Missed Connections: Administrator Seeks Pit Doc

crispydoc Uncategorized 3 Comments

Craigslist runs a Missed Connections column where would-be romantics (and unsubtle sex seekers) anonymously confess sightings of potential mates that got away in often mundane settings, a wonderful place to explore vulnerable admissions by folks who regret not having voiced their feelings in the lost moment.

One of the finest adaptations I've seen of this column is the artist Sophie Blackall's book of the same name, where she illustrated her favorite submissions to the genre in her unmistakable style.

A recent post by Reflections of a Millennial Doctor beautifully captured star-crossed docs and administrators who almost but couldn't quite hear each other. It got me thinking what a pensive administrator might write that doc in the wonderful and peculiar Missed Connections format.

"Saw you across the conference table at today's QI conference - I was running the powerpoint while you walked in late, head hung, and headed straight to the coffee after an on call shift.

"We haven't spoken much, but I know of you. Your patients adore you for listening to their frustration with the medical system and looking at photos of their grandchildren.

"We are understaffed, and our new EMR has turned you and your cohort into docretaries. What used to be patient interaction is now a documentation marathon, and it continues well beyond the hours you get paid for.

"You thought cost-shifting was making the patient shoulder a greater burden of the cost of their medical care, but I see it differently. The more we can shift your documentation hours from employee paid time to your personal after-hours unpaid time, the quicker my rise through the ranks.

"I know it sucks, but if I have to choose between putting my kids through college or yours, the incentive speaks for itself.

"The best I can do is make you and the other unfortunates who have no choice work harder. Increased productivity.

"When someone breaks from the strain, we'll single him out as a bad apple and let him go. When one of our docs is admitted for an overdose, we'll have a mindfulness expert return t explain how your resilience can be expanded. Because its your lack of resilience that is the problem, rather than our system.

"Thankfully you all took out student loans and mortgages before you knew what this job truly entailed, so I have you by what my father (who cursed like sailor) might call 'the short hairs.'

"The moment one of you decide to leave we'll need to pay 1.5X your salary to hire a locums replacement, and my job will be on the line.

"The doc who can say no will have me by said short hairs. In my experience, thankfully, that doc does not exist."

Comments 3

  1. I was responsible for contract negations. We had been running a man down for a couple years requiring locums. We were largely responsible for the locums. We had to bill etc and we managed the cost as best we could. My last contract I put in a line that said the hospital would be responsible for Locum cost over run, and then proceeded to use the locum like a partner.
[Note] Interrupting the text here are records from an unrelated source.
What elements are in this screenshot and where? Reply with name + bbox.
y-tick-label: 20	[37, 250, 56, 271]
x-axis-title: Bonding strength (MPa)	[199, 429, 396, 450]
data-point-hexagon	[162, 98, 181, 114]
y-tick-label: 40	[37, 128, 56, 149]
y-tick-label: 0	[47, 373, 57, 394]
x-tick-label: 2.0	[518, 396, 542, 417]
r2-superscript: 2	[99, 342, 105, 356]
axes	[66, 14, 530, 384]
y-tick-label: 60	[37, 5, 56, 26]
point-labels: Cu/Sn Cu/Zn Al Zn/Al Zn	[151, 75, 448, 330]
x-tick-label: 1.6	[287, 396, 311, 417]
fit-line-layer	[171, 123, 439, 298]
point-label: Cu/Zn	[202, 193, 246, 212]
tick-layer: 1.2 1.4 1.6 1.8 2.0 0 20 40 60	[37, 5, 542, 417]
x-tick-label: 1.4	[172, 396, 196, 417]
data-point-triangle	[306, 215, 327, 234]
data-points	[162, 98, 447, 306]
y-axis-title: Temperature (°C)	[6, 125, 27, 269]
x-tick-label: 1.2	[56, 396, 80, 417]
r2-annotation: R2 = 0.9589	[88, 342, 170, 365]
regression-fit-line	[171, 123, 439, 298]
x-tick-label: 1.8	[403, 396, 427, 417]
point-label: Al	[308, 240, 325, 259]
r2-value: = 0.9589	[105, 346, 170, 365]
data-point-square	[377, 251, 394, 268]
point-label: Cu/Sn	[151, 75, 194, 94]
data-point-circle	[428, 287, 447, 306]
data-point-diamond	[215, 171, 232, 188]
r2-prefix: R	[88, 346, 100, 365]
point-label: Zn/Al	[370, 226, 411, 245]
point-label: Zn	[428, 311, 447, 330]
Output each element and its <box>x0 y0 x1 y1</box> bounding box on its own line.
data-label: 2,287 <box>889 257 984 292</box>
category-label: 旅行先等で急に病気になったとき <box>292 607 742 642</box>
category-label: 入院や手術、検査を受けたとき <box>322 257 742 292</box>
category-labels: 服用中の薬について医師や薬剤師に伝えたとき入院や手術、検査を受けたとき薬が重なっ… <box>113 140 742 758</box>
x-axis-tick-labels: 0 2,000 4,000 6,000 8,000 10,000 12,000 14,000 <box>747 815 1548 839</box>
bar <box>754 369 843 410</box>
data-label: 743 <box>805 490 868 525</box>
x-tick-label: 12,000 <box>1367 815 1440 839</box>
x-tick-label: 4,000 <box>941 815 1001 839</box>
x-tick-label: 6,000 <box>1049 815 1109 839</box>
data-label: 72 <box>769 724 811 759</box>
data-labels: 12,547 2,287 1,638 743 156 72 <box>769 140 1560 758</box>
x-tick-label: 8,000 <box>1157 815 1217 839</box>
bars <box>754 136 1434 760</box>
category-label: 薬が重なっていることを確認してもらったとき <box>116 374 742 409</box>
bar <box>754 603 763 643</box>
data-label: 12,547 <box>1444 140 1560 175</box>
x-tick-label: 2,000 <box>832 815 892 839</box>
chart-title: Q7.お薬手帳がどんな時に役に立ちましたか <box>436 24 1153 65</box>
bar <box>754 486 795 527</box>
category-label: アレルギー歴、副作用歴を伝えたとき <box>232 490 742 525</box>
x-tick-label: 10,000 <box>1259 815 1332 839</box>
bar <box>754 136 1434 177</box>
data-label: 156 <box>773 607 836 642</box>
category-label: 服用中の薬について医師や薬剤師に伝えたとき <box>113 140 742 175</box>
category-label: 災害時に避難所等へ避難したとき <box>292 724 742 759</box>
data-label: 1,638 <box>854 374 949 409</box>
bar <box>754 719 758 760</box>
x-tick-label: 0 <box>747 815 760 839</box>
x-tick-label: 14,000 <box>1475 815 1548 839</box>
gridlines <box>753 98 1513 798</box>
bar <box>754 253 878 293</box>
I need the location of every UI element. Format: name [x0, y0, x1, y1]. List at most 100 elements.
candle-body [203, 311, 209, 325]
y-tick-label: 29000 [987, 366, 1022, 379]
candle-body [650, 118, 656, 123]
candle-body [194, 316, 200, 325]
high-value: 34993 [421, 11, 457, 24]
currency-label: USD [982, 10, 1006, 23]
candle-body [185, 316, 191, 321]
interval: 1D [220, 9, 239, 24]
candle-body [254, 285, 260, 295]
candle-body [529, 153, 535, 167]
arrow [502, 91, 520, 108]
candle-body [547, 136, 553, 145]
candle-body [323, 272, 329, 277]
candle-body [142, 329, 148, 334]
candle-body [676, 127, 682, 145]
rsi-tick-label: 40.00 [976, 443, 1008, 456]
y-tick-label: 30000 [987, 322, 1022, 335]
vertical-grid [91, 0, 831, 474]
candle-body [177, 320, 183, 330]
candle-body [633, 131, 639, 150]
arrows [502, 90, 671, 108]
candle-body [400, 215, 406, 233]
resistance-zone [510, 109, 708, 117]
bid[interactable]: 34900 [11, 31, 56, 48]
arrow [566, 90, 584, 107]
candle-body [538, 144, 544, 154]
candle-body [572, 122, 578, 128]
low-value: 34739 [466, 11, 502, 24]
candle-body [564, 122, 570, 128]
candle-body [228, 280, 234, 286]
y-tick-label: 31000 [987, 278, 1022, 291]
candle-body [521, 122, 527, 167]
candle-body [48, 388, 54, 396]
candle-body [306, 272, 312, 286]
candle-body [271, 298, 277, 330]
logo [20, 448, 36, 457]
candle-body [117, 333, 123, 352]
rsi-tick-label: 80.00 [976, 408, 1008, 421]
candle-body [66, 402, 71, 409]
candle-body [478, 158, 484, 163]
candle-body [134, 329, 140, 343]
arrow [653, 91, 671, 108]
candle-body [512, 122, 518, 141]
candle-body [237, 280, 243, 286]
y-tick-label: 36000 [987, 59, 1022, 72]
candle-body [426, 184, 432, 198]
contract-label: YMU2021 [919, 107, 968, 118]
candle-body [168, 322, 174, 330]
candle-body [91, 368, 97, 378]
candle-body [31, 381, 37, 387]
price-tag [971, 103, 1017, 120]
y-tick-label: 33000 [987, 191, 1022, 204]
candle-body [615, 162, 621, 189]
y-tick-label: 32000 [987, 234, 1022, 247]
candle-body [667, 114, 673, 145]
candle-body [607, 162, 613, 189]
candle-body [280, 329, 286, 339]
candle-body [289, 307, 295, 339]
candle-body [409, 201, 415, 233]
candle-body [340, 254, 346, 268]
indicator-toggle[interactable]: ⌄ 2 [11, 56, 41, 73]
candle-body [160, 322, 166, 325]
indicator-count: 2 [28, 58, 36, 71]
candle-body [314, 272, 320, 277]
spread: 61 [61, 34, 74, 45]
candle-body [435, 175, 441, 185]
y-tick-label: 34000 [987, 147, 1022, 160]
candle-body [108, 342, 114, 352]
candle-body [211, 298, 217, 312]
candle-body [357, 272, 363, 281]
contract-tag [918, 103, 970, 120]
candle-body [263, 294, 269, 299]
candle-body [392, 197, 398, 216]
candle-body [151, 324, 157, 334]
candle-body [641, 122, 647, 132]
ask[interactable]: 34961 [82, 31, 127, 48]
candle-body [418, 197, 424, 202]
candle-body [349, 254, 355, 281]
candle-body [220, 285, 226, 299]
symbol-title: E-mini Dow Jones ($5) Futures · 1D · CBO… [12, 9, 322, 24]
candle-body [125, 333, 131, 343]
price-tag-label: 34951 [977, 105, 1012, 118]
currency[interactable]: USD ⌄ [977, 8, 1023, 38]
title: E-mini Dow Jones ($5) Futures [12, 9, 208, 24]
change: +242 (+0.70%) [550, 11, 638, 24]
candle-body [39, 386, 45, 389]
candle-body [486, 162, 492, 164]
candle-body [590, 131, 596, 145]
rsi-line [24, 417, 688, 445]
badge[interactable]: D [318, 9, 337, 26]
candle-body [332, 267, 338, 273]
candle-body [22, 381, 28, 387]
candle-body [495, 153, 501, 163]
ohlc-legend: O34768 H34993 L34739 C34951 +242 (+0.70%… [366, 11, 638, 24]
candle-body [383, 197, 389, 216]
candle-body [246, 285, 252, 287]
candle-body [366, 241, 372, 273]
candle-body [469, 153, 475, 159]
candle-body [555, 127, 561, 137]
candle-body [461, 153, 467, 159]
The grip of the short hairs changed. On Memorial day in 2010 we got notice our contract was terminated. The hospital owed us about 250K, a number that would have cost us 250K to collect. Now they had us by the short hairs. The hospital made a mistake. I guess they presumed Anesthesiologist just sit around on couches all day waiting for a job. On Tue they were slated to open their operating room with no Anesthesia. The OR is the cash machine of the hospital and ripping out Anesthesia is like ripping out the aorta at the aortic valve. Sure you still have a heart, BFD. I wrote the admin telling them we had 6 available anesthesiologist who even had privileges at their hospital, willing to come on board and rebuild their aorta for 75K/wk plus overtime and we wouldn’t even charge them for cars and hotel and travel. The short hairs once again changed hands. We of course could no longer work there permanently but we made a deal they pay us the 250K and we would stay till they could make arrangements. Mutual short hair release. In the mean time we put together a surgery center 2 miles down the road, which opened 5 months after our departure, 2 of us stayed. The surgery center took away 40% of their surgical business, the paying 40%, the short hairs were once again firmly in my fist, and I didn’t let go till I retired.

    The physician doesn’t always get the shaft. The arrogance of the admin was palpable as was the stupidity. When you ain’t got nothin’ you got nothin’ to loose. Don’t mess with the Zohan.

    1. Post
      Author

      That’s one impressive game of chess. To read the moves and see the contours of battle in the way an admin would, then plan accordingly, is awfully impressive for “just a doc.”

      There’s an up side to being underestimated.